Глядя сквозь металлическую сетку в зарешечённое окошко вагона на проносящиеся мимо унылые, сбросившие осеннее разноцветье перелески, тёмные, набухшие влагой поля, он раз за разом прокручивал в памяти одни и те же, скучные, поблекшие от времени, кадры хроники своей, вряд ли кого заинтересовавшей бы жизни.

Обычное детство в небольшом промышленном городке под Москвой, школа, служба в армии. По возвращении домой, завод, на котором работал до недавнего времени, даже после того, как вышел на пенсию.

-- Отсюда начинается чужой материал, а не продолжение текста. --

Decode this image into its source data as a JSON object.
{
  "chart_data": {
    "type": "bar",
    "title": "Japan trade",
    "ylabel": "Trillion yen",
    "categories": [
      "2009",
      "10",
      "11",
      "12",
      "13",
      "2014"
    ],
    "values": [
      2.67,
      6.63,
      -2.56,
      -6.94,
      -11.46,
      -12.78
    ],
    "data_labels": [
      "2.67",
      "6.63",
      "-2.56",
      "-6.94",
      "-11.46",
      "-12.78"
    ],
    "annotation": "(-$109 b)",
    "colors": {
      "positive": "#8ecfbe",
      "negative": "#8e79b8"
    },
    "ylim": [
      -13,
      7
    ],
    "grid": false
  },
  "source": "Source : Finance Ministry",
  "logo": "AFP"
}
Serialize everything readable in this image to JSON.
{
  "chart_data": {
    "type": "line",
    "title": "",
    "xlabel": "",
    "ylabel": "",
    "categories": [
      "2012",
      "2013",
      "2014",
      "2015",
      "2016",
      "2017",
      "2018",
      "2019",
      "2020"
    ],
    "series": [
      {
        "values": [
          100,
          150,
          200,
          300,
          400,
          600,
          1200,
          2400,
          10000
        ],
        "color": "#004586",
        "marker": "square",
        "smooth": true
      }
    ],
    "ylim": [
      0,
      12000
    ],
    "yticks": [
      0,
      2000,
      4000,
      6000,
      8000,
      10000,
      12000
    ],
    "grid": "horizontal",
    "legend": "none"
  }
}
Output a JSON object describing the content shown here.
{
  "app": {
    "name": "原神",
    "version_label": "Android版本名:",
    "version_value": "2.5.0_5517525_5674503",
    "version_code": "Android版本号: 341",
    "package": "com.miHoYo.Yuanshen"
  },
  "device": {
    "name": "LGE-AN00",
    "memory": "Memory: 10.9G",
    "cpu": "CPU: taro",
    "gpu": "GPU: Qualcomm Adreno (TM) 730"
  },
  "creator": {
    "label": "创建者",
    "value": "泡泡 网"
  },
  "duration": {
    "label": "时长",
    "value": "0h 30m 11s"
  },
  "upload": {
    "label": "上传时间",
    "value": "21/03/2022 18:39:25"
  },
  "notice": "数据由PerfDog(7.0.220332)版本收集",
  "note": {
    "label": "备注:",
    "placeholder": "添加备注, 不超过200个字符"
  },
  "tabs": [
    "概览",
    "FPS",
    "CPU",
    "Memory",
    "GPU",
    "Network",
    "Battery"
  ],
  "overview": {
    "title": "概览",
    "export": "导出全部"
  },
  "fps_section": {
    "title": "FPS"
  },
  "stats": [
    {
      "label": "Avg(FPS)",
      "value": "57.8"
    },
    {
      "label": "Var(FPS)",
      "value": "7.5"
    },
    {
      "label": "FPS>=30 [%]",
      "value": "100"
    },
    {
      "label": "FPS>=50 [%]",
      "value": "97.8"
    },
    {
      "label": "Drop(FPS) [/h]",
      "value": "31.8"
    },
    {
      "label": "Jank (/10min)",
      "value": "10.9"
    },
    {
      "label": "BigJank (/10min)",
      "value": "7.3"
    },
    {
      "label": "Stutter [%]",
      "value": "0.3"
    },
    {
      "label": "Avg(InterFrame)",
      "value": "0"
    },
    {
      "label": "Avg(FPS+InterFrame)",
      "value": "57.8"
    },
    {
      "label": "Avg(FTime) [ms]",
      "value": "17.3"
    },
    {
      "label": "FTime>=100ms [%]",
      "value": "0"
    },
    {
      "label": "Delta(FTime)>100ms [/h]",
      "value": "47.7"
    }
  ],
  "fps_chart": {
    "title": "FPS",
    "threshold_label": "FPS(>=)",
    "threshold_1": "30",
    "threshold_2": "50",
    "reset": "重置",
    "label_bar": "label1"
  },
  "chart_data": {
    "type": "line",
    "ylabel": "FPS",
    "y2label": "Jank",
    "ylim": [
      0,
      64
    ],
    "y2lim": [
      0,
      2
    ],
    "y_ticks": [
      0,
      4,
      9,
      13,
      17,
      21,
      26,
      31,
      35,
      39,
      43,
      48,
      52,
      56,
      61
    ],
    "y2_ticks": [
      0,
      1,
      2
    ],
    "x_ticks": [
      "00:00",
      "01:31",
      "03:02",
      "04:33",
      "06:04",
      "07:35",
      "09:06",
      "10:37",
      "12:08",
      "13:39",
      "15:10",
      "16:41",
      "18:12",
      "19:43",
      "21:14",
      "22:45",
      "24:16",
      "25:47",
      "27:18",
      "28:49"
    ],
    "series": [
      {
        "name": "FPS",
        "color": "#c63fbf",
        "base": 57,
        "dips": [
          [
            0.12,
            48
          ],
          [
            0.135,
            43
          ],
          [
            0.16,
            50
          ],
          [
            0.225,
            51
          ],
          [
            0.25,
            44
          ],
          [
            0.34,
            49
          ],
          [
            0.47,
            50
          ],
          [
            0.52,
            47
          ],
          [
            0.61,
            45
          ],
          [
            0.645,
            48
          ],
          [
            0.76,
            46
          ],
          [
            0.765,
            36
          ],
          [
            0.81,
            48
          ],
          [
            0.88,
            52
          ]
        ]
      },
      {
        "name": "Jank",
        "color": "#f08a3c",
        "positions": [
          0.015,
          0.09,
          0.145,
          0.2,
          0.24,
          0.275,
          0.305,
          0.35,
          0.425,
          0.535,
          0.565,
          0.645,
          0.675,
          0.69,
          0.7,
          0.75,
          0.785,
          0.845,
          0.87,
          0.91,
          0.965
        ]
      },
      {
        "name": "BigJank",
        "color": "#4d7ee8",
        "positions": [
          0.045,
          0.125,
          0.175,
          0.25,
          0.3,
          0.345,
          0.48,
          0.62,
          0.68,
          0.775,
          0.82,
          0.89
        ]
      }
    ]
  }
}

Хороших станочников нынче днём с огнём не сыщешь, молодёжь от рабочей профессии нос воротит, а он высококлассный токарь, сам директор поручкаться не брезговал. Думалось, так прямо от станка на погост и снесут. Не случилось.

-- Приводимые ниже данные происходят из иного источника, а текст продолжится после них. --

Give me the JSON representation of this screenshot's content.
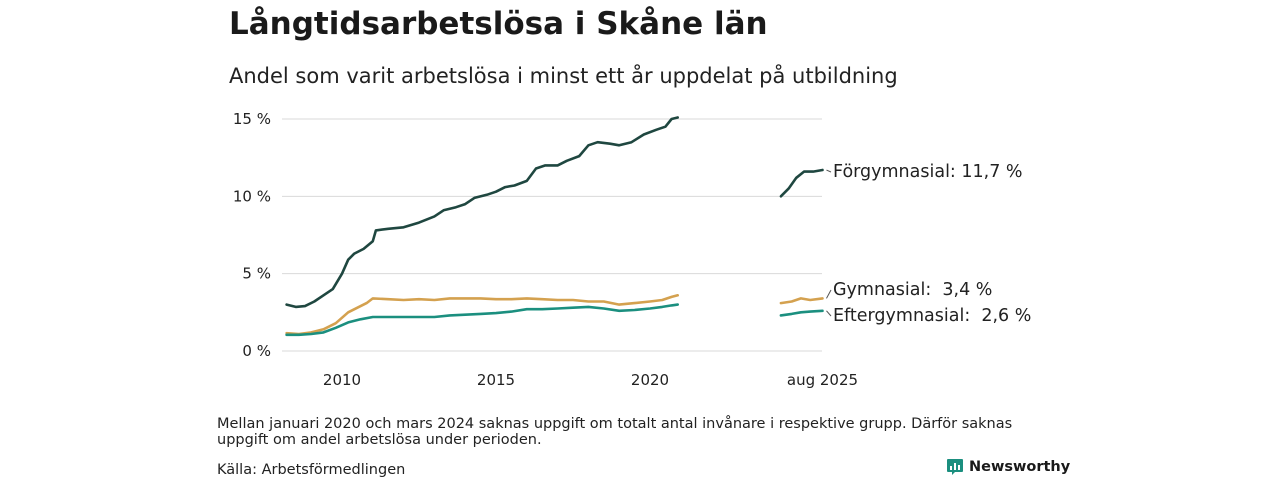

Нет. На жизнь он не жаловался, многие и того хуже прожили. Вон, хоть на этих погляди: глаза пустые, как у рыбы мороженной, синие все, от наколок... Ясно, как Божий день - долго в тюрьме, да ещё в такой компании, он не протянет. Либо от своих застарелых хвороб сам загнётся, либо эти помогут.

Пора подводить итоги. Похвастаться-то особо нечем. Жил, как все. После армии и месяца не отгулял, устроился на завод. Там и с будущей женой познакомился. В то время с семьёй не затягивали, в его цеху мало кто после двадцати пяти бобылём ходил. Так и пошло по накатанной. Работа, дом, поездка в Москву за продуктами на неделю по субботам, сон, едва не до обеда, по воскресеньям, телевизор до позднего вечера. Маша, жена, долго забеременеть не могла, что-то по женской части у неё неладно было. Уж по каким врачам они только не мыкались! Всё бестолку. Думали, так свой век вдвоём и прокукуют, ан нет, понесла Машенька аж на тридцать девятом году жизни. Врачи отговаривали, мол, здоровье слабое, да и возраст для первого ребёнка неподходящий. Какое там! Упёрлась баба, не свернёшь. Ничего, девочку родила. Вот только с того времени здоровьем таять стала. Им и квартира по очереди ко времени подошла. Почитай последние от завода получить успели. А там такое в стране началось, в страшном сне не приснится. Завод на глазах сыпаться начал. Зарплату по три месяца задерживали, в магазинах шаром покати. Жена дома, с дочуркой, он смену на заводе, а вечерами на товарную станцию, вагоны разгружать, там за работу деньги сразу выдавали. К выходным он с ног валился от усталости, а денег всё равно не хватало. Маша, как он её не отговаривал, пошла подъезды в их доме мыть. Трудно жили, зато ладно. Благо, сам-то он насчёт спиртного никогда не усердствовал, так выпьет на красный день, и ладно. А сколько знакомых семей порушилось. Страсть! У многих мужиков тогда  от отчаянья руки опускались: пашешь, как проклятый, а денег не платят, а те, которые дают, толком ни на что не хватает. Вот и ударялись люди в какое-то глухое, безудержное пьянство. Дома скандалы, а то и драки. Некоторые так семьями пили.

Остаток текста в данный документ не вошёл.